Another important factor that, along with the use of Semax, influenced the dynamics of indicators on the Barthel scale was the time of the start of rehabilitation measures. Early rehabilitation (subgroups 1a and 1b) was accompanied by a faster increase in the sum of points by the end of the 1st month compared to subgroups 2a and 2b, as well as a larger final increase in subgroup 1b compared to subgroup 2b (see Table 5).
The total Barthel score correlated with BDNF levels at the end of the 1st month and at the end of the study ( r
=0.31 and
r
=0.24, respectively;
p
<0.017).
This correlation was more pronounced with early rehabilitation compared to late ( r
=0.37 and
r
=0.21, respectively;
p
<0.011), as well as at the end of the 1st month compared to the end of the study (
r
=0.36 and
r =
0.19, respectively;
p
< 0.047).
Thus, the administration of Semax both during early and late rehabilitation significantly accelerated the increase in Barthel scale scores by the end of the 1st month, and also contributed to the achievement of better final recovery during late rehabilitation. There was a correlation between BDNF levels and Barthel recovery, more significant with early rehabilitation, indicating that there is an optimal time window for BDNF to act.

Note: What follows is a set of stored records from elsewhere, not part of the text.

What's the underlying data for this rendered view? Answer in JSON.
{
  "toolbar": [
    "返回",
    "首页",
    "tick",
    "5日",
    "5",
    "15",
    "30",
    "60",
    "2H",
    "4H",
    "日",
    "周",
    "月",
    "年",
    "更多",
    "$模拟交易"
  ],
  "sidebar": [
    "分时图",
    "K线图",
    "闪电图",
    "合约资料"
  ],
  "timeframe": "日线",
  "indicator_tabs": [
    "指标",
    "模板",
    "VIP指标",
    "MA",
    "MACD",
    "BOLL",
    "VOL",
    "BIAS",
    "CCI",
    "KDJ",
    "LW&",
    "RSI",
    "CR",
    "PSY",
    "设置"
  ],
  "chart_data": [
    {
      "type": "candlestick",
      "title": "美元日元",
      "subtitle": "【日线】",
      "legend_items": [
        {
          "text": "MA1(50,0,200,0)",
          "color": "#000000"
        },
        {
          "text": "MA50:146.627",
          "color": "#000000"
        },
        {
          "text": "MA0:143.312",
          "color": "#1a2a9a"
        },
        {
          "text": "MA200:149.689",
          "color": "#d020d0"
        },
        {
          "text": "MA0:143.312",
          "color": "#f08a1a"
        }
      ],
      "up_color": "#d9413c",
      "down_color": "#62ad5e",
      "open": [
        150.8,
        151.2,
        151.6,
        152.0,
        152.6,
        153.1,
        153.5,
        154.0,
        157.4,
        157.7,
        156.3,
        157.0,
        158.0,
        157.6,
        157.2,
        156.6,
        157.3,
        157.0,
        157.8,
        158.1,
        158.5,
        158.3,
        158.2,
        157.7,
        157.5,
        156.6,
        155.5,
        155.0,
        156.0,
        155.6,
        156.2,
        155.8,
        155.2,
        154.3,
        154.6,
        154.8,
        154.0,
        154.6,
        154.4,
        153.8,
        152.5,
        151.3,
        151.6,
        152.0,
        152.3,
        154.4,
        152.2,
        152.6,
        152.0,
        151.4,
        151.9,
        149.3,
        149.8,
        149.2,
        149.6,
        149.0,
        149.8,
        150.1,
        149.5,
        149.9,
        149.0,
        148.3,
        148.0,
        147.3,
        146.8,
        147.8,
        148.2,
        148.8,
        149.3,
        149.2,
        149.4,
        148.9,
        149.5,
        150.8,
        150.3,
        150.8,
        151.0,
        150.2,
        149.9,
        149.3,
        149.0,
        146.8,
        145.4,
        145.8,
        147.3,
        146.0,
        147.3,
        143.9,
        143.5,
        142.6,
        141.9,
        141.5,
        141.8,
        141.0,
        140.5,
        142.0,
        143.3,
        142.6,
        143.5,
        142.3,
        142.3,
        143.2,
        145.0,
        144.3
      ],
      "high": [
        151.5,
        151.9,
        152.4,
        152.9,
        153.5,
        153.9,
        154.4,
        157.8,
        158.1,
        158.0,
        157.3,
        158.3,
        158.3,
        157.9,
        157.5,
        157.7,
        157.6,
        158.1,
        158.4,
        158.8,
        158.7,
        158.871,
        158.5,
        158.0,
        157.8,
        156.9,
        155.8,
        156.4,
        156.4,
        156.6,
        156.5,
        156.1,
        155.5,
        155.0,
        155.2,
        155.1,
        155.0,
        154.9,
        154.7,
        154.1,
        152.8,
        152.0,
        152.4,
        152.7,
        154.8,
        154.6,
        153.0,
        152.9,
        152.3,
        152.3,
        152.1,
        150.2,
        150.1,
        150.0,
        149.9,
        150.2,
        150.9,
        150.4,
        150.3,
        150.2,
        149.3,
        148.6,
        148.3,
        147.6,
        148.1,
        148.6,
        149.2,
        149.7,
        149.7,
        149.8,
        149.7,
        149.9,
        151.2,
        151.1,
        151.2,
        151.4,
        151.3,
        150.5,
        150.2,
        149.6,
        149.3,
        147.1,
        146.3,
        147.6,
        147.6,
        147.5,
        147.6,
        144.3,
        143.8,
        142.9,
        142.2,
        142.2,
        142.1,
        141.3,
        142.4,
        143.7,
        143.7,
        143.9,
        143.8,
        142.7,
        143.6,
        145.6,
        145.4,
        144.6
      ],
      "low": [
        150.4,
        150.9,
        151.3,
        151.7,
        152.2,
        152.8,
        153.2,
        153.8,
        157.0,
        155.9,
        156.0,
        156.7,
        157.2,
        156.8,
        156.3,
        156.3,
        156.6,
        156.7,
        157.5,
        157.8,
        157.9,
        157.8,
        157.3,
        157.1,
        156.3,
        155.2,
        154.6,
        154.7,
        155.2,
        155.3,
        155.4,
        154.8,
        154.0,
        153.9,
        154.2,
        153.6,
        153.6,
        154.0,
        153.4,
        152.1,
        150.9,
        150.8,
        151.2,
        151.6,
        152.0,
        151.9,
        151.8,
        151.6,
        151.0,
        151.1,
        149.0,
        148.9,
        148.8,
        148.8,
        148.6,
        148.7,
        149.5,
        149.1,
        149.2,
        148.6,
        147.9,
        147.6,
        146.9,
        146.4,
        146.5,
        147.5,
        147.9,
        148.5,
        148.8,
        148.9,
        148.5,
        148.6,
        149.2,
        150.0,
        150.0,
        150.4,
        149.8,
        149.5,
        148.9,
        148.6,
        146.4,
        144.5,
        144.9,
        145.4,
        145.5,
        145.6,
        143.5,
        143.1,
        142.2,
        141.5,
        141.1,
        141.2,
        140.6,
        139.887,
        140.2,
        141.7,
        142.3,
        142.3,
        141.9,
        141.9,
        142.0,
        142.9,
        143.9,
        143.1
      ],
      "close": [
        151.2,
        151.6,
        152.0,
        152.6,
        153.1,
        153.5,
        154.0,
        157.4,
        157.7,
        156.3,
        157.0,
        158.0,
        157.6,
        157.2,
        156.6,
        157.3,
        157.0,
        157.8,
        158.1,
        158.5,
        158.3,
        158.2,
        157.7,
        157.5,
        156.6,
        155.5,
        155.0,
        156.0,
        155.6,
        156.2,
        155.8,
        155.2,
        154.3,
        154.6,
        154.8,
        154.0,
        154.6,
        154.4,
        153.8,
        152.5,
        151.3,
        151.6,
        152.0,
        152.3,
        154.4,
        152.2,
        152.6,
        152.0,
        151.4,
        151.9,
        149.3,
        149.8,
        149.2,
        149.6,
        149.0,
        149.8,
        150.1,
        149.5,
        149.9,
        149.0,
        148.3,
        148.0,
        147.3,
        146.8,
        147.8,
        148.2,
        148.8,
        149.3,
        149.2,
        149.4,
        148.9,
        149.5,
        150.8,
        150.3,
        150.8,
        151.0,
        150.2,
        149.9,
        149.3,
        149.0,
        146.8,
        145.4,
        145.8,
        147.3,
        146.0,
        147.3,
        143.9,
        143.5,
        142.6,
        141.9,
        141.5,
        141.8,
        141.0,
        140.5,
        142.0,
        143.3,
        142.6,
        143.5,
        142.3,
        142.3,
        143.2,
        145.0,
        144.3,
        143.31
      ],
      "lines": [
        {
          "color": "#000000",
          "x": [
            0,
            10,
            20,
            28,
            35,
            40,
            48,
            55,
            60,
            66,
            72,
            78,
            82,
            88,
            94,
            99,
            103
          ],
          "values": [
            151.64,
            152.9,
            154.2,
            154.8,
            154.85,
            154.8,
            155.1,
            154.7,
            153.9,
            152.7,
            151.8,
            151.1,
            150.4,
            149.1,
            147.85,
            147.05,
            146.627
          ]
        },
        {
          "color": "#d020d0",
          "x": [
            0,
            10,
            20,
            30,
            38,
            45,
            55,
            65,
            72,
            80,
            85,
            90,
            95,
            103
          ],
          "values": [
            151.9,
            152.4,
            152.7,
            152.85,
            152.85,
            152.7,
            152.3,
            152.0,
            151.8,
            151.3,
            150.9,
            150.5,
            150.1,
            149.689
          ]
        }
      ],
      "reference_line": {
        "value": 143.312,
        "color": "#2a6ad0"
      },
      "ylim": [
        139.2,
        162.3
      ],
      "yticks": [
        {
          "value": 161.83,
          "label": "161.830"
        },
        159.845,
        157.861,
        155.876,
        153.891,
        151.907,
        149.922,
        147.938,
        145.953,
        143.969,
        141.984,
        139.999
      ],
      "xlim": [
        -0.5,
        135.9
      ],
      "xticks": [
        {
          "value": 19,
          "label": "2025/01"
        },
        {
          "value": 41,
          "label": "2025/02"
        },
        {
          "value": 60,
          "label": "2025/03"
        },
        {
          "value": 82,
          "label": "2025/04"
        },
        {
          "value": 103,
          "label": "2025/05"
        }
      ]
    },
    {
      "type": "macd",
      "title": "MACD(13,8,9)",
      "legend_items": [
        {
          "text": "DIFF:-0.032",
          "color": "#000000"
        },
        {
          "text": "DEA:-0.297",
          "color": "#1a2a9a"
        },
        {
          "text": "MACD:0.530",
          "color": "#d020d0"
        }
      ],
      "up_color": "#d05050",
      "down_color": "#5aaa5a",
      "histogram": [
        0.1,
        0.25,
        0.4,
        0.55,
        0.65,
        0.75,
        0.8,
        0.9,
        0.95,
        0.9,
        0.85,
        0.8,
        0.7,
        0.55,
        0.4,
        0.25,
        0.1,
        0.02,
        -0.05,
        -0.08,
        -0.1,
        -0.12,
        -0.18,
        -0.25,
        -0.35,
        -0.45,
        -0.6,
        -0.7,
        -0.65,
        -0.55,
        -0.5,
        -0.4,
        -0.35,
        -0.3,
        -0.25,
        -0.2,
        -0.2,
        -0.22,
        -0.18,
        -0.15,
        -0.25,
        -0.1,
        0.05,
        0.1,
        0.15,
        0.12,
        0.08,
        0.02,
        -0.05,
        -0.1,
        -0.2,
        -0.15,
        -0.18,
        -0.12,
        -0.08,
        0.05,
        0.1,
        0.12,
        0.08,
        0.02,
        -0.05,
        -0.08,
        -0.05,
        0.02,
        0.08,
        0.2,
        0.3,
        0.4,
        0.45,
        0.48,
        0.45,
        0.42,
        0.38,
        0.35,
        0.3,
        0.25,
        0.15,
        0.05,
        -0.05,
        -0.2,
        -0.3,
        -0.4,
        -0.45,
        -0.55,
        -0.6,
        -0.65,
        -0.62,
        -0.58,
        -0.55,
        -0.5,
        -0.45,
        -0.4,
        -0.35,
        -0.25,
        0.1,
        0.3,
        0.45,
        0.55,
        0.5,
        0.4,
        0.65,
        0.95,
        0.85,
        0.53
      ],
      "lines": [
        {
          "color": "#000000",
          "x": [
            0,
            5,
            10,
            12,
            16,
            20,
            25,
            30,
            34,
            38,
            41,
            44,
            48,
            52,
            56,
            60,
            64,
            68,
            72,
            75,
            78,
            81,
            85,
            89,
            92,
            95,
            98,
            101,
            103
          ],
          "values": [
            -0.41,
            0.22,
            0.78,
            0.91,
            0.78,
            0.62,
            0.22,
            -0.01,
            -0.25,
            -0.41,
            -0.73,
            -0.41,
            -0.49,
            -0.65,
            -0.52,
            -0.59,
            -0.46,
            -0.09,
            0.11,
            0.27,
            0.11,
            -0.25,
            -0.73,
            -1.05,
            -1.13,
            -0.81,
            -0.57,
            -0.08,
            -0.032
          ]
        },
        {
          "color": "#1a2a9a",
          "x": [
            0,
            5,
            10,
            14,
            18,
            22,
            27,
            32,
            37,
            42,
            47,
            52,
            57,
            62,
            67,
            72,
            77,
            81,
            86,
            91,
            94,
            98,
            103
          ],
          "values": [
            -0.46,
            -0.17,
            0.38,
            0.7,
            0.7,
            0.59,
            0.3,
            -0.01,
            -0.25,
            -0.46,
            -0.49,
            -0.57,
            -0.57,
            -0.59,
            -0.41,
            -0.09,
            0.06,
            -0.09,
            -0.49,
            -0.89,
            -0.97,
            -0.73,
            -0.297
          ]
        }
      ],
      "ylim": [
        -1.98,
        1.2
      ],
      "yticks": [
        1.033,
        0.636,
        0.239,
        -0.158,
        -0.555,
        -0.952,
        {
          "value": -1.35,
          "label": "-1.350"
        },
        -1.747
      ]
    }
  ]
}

Contraindications and negative reactions of the body
The main contraindications for Semax drops are hypersensitivity to the active component. The medicine is not prescribed to children under 7 years of age. Its use is contraindicated when carrying a child and during breastfeeding. This is due to the fact that studies have not been conducted to prove safety for the fetus and newborn child.
It is necessary to stop using the drug if you confirm:
- Acute psychotic disorders, which are characterized by difficulties assessing reality.
- Conditions of internal anxiety that cause dizziness, panic, muscle tension, shortness of breath.
- History of seizures, characterized by involuntary contraction of muscle groups.
There were no side effects when taking the medication. Sometimes minor irritation of the mucous membrane may occur. Signs of overdose were not affected even with repeated dosage increases.
You can find both positive and negative reviews about the drug. Many patients emphasize that after the course of treatment, memory and concentration have significantly improved. Many also note a positive effect associated with slowing the progression of dementia.
All negative reviews, as a rule, contain information that there is no positive result. Negative side reactions of the body are also often observed, due to which it was necessary to abandon the medicine.